The law of supply and demand does not often apply to the court system. But at a conference on preventive measures against torture that I attended in Yerevan, Armenia, an Armenian advocate used the analogy of supply and demand in terms of evidence for cases in the courts in Armenia. The courts demand evidence, he said, and therefore the courts will be (emphasis added) supplied with evidence, such as confessions made because of torture.
The European Court of Human Rights (ECHR) heard one such Armenian case – the Maghis case, about the arrest and torture of a soldier who confessed to the murder of another soldier. Several of the witnesses were also tortured. The case became notorious because the First Instance Court Judge, in his written decision, stated that in order to get the truth, torture may be necessary. (In this case, the defendant’s fingernails were crushed.) The decision of the First Instance Court was affirmed at each appellate level, but was then appealed to the ECHR, which ruled in the defendant’s favor and against the Republic of Armenia. Armenia sanctioned the Judge of the First Instance Court (the trial judge) by cutting his pay in half for six months. None of the appellate judges who affirmed this decision was sanctioned. It was never stated in the discipline, but it was widely surmised that he was singled-out because of his explicit statement on torture in his decision. Other judges might have agreed, but it surely was a red flag for the ECHR’s review to state the policy so blatantly.
Torture is not confined to criminal suspects. A day after I arrived in Armenia, the case of the torture of a witness was in the news. The Human Rights Watch World Report 2008 Armenia: Events of 2007 detailed the events in this case:
The death in custody of Levan Gulyan highlights concerns about continuing torture and ill-treatment of suspects and witnesses. On May 9, 2007, Gulyan, a restaurant owner, witnessed a fight between several individuals, which resulted in one person being shot dead. Gulyan was called to the local police station repeatedly for several days for questioning. On May 12, after questioning Gulyan at the Ministry of Internal Affairs, officials informed Gulyan’s family that he had died after supposedly jumping from a second-storey window. At the request of the family, Armenian authorities allowed international forensic experts to conduct an autopsy. Although the experts could not determine the circumstances in which Gulyan fell, they concluded that the severe injuries causing his death were consistent with a fall from a second-storey window and that “a few of the smaller bruises and abrasions could have been caused by another force, e.g. a punch or a blow, prior to the fall.”
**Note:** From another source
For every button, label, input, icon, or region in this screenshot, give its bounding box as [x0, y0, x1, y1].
From April 26, 1992 (when Armenia acceded to the European Convention on Human Rights and Fundamental Freedoms), until December 15, 2007, a total of 983 applications were lodged to the ECHR versus this country. The bar association – the Chamber of Advocates, with whom I work – is sponsoring continuous training on ECHR cases and procedures. In trials, I have observed advocates frequently argue ECHR case law for criminal charges and advocates are eager to learn ECHR procedures to file cases.
The reason why cases are brought to the ECHR from former Soviet republics is explained by the news report by Radio Free Europe on January 23, 2007:
Many of those applications are coming from countries in the Commonwealth of Independent States that are now members of the Council of Europe (Russia, Ukraine, Moldova, Armenia, Azerbaijan, and Georgia). Olga Vishnyovskaya, a Russian lawyer at the court, says this is largely the result of failed judicial systems in former Soviet states.
“Nearly all applicants who turn to the court say there is no efficient means to defend their rights within the country,” says Vishnyovskaya. “Many of the applicants feel so much distrust toward Russian authorities that they don’t even file a case with them before filing it with us.”
Russia files the most complaints with the human rights court, but the others have substantially boosted the number of applications to the court. Strasbourg is also receiving a steady stream of complaints from Armenia, with 250 applications lodged last year.
Barbara L. Edin is a Maryland attorney working overseas.